Im übrigen sind außergerichtliche Kosten des Revisionsverfahrens nicht zu erstatten.

 

Gründe

I

Die Beteiligten streiten darüber, ob zu Unrecht entrichtete Nachversicherungsbeiträge gemäß § 146 Abs. 1 des Angestelltenversicherungsgesetzes (AVG) zurückgefordert werden können, nachdem der Versicherungsträger eine Aufrechnungsbescheinigung nach § 124 Abs. 6 Satz 2 AVG erteilt hat.

Der Beigeladene trat am 16. Juni 1952 bei der Klägerin als Fernmeldepraktikant ein und wurde am 8. April 1954 als Fernmeldeinspektoranwärter in das Beamtenverhältnis berufen. Nachdem er vom 8. April 1954 bis zum 28. Februar 1957 an der Ingenieurschule der Klägerin studiert hatte, war er anschließend bei ihr als Beamter, zuletzt als technischer Fernmeldeinspektor beschäftigt. Vom 1. November 1961 an war er ohne Dienstbezüge beurlaubt. Am 30. April 1962 schied er ohne Gewährung einer beamtenrechtlichen Versorgung aus und nahm eine versicherungspflichtige Beschäftigung als technischer Angestellter bei einer Büromaschinengesellschaft auf.

Am 17. Oktober 1963 entrichtete die Klägerin für den Beigeladenen für die Zeit vom 16. Juni 1952 bis 7. April 1954 und vom 1. März 1957 bis 31. Oktober 1961 Nachversicherungsbeiträge in Höhe von 4.528,86 DM. Die Beklagte erteilte hierüber am 20. Januar 1964 eine Aufrechnungsbescheinigung nach § 124 Abs. 6 Satz 2 AVG, von der sie der Klägerin und dem Beigeladenen je eine Ausfertigung übersandte.

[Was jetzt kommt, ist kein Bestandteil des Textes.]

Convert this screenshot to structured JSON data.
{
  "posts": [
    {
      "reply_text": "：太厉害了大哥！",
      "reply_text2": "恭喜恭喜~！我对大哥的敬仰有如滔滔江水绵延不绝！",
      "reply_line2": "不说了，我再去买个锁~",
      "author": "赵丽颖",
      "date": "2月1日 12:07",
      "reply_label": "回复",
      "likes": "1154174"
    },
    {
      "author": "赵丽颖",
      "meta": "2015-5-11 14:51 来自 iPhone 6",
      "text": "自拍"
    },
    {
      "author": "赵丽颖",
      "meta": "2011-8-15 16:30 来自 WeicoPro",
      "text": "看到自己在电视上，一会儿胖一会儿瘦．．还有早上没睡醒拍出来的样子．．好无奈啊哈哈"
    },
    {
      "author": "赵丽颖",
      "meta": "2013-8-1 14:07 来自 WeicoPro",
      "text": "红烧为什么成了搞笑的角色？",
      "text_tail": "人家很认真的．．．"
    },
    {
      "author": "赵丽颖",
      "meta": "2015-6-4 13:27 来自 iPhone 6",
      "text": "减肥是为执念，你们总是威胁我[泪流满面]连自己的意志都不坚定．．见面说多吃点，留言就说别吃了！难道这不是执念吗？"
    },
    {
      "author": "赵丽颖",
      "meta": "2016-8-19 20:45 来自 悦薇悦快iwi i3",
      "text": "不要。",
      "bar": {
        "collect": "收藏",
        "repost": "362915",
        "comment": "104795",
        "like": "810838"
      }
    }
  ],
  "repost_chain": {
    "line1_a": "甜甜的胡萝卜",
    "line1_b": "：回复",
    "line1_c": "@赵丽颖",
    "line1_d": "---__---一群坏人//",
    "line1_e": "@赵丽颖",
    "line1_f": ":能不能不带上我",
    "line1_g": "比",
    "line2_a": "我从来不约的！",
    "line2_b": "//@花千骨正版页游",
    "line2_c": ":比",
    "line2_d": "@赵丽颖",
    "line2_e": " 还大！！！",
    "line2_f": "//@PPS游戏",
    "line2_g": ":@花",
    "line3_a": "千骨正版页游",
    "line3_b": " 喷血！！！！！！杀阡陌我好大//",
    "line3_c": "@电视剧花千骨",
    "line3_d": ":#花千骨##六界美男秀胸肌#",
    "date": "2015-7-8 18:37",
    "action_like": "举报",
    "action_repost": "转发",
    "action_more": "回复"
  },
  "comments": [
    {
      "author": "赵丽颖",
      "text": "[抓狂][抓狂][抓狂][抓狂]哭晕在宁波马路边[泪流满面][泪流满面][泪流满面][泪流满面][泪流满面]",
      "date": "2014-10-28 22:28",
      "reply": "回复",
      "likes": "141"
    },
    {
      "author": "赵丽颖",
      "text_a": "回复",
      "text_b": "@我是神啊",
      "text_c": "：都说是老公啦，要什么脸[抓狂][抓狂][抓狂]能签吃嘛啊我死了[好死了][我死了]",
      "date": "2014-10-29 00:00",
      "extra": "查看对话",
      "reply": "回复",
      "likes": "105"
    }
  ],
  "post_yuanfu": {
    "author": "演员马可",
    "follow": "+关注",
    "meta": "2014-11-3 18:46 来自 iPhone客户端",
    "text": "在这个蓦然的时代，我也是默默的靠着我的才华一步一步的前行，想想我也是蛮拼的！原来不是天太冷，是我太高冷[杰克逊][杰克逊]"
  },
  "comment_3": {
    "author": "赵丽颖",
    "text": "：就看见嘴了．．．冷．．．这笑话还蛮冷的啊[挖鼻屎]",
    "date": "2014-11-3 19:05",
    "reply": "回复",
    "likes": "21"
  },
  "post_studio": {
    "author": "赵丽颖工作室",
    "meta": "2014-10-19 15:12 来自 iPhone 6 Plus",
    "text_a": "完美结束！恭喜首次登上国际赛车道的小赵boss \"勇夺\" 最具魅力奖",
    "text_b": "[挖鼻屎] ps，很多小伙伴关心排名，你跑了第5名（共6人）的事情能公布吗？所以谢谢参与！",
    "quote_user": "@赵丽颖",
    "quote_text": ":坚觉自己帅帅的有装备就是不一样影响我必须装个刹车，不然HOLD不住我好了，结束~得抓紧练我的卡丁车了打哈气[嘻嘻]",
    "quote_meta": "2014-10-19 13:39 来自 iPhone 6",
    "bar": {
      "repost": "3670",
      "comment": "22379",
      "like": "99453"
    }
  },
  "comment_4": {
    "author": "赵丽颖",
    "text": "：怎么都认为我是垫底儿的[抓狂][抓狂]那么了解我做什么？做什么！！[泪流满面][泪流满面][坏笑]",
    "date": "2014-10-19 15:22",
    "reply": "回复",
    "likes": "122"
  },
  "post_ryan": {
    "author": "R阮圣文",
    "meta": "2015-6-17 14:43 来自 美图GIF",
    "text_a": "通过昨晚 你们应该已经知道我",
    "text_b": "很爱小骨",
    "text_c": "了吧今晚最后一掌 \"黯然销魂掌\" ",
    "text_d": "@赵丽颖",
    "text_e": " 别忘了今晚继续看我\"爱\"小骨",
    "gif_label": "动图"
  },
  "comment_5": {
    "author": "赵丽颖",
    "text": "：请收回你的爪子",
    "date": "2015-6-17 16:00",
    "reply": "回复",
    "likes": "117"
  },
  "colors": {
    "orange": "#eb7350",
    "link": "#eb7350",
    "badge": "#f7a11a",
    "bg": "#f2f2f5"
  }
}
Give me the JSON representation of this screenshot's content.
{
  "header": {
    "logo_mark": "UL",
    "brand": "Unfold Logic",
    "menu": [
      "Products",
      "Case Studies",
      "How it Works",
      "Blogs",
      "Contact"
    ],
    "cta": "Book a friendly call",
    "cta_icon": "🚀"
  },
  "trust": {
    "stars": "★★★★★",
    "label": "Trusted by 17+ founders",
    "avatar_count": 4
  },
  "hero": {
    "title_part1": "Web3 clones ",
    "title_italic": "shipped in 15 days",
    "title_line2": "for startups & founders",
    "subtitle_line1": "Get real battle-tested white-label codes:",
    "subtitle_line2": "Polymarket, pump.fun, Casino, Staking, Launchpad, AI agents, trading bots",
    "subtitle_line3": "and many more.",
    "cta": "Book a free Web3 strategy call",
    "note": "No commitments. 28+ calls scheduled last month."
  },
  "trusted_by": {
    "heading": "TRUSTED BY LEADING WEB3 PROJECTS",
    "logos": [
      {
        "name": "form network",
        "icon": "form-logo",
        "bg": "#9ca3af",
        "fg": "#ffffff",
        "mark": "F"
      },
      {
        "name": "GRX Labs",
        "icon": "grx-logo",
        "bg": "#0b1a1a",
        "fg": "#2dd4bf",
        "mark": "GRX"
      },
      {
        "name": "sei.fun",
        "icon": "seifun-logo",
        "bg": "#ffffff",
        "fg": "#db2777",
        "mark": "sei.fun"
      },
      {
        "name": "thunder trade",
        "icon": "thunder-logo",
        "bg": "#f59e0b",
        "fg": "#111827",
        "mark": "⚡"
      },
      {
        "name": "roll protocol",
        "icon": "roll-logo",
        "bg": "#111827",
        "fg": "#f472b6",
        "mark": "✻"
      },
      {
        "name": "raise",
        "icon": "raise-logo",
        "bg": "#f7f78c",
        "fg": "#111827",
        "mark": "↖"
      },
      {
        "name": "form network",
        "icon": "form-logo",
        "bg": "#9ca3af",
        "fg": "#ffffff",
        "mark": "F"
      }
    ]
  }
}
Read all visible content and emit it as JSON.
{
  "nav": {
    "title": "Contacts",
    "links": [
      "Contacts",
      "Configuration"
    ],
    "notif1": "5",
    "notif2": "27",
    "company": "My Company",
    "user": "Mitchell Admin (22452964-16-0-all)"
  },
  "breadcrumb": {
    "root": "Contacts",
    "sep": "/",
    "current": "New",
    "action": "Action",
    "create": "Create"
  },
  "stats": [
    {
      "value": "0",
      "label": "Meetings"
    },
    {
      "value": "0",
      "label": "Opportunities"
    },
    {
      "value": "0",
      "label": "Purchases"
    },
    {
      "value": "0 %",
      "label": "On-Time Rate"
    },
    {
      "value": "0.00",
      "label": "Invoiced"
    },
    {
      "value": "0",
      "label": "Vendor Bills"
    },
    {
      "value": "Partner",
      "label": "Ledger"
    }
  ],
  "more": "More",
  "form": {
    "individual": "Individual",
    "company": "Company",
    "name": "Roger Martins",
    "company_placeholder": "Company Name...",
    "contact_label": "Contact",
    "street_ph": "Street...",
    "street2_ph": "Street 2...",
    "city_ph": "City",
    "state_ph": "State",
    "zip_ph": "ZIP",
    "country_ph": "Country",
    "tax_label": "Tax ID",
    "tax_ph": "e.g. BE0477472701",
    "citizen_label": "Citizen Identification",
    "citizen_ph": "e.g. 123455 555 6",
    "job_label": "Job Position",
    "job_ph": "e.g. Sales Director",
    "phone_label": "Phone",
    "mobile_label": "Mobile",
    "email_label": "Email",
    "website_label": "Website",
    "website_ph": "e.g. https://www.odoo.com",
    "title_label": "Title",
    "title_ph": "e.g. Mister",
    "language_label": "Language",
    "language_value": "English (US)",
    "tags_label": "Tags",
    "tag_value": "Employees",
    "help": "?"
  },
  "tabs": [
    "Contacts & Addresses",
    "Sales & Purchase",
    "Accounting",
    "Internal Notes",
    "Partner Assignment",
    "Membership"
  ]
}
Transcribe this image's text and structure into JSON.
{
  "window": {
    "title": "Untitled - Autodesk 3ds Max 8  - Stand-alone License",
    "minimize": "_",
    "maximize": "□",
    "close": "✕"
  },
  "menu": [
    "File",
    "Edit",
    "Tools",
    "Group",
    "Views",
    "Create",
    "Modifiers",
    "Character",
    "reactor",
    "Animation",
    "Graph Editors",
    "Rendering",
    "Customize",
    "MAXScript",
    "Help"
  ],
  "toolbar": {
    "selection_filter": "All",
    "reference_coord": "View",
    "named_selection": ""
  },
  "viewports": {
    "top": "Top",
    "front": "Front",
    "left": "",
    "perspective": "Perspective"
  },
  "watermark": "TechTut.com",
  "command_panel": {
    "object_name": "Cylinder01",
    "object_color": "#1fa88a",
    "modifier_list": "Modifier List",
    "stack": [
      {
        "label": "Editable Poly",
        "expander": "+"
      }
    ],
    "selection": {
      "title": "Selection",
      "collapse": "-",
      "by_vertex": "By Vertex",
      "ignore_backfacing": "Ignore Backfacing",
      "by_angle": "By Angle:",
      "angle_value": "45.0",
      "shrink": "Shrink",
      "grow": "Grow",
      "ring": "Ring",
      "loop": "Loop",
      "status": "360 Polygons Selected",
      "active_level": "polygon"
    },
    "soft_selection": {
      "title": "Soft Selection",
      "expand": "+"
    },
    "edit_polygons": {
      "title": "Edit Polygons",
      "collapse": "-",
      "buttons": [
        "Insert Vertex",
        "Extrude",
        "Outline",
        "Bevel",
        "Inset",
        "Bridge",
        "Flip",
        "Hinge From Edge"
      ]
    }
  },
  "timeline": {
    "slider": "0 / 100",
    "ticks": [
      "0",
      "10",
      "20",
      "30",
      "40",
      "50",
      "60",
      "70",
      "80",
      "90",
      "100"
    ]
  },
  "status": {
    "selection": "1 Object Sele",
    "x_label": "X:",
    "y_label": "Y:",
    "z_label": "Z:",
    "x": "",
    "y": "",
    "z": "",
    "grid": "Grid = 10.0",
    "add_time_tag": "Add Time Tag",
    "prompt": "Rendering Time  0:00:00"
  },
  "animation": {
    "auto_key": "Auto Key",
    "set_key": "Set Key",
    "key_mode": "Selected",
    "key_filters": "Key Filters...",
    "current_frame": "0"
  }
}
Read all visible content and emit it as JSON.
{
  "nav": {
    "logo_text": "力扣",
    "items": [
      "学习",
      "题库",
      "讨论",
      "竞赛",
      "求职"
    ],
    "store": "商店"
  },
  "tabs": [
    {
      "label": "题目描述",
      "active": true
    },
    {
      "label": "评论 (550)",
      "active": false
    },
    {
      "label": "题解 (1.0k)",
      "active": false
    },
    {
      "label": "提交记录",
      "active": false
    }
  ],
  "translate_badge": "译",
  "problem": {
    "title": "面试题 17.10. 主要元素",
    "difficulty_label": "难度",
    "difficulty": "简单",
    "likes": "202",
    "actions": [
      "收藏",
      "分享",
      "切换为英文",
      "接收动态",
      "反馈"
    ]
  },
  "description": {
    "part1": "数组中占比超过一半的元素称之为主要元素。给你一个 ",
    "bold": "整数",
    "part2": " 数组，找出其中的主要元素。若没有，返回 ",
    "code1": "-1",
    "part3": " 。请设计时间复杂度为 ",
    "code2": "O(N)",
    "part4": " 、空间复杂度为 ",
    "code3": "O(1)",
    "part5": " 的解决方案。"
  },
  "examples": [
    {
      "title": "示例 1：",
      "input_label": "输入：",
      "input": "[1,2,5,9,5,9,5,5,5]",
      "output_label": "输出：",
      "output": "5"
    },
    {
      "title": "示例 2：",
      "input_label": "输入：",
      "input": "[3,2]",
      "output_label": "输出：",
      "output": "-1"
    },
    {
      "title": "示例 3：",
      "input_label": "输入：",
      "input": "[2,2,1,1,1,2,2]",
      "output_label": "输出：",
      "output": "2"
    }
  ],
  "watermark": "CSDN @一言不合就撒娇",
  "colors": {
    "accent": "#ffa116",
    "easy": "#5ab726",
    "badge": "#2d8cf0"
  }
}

Im November 1965 bat die Klägerin die Beklagte um Rückzahlung der für die Zeit vom 16. Juni 1952 bis 7. April 1954 entrichteten Nachversicherungsbeiträge in Höhe von 456,40 DM, weil die damalige Beschäftigung des Beigeladenen als Fernmeldepraktikant nach § 12 Abs. 1 Nr. 4 AVG in der bis zum 31. Dezember 1956 geltenden Fassung (AVG aF) versicherungsfrei gewesen sei. Die Beklagte lehnte mit Bescheid vom 27. Januar 1967 und Widerspruchsbescheid vom 24. April 1967 die Rückzahlung ab. Zwar hätten für die genannte Zeit die Voraussetzungen für eine Nachversicherung gemäß § 9 AVG nicht vorgelegen. Nachversicherungsbeiträge könnten aber nicht mehr nach § 146 Abs. 1 AVG zurückgefordert werden, wenn der Versicherungsträger gemäß § 124 Abs. 6 Satz 2 AVG eine nicht angefochtene Aufrechnungsbescheinigung erteilt habe. Diese stelle alsdann einen die Nachversicherungspflicht abschließend regelnden und die Beitragspflicht feststellenden Verwaltungsakt dar, der alle Beteiligten gemäß § 77 des Sozialgerichtsgesetzes (SGG) binde.

Das Sozialgericht (SG) Stuttgart hat mit Urteil vom 14. März 1968 die gegen den Widerspruchsbescheid erhobene Klage abgewiesen. Das Landessozialgericht (LSG) Baden-Württemberg hat - unter Zulassung der Revision - das Urteil des SG sowie den Bescheid der Beklagten vom 27. Januar 1967 in der Gestalt des Widerspruchsbescheides vom 24. April 1967 aufgehoben und die Beklagte verurteilt, der Klägerin 456,40 DM zurückzuzahlen (Urteil vom 11. Februar 1969). Nach seiner Auffassung steht die Aufrechnungsbescheinigung der Beklagten vom 20. Januar 1964 der Rückforderung der zu Unrecht entrichteten Nachversicherungsbeiträge gemäß § 146 Abs. 1 AVG nicht entgegen, weil sie ebenso wie die Aufrechnungsbescheinigung nach § 134 Abs. 2 AVG kein Verwaltungsakt sei.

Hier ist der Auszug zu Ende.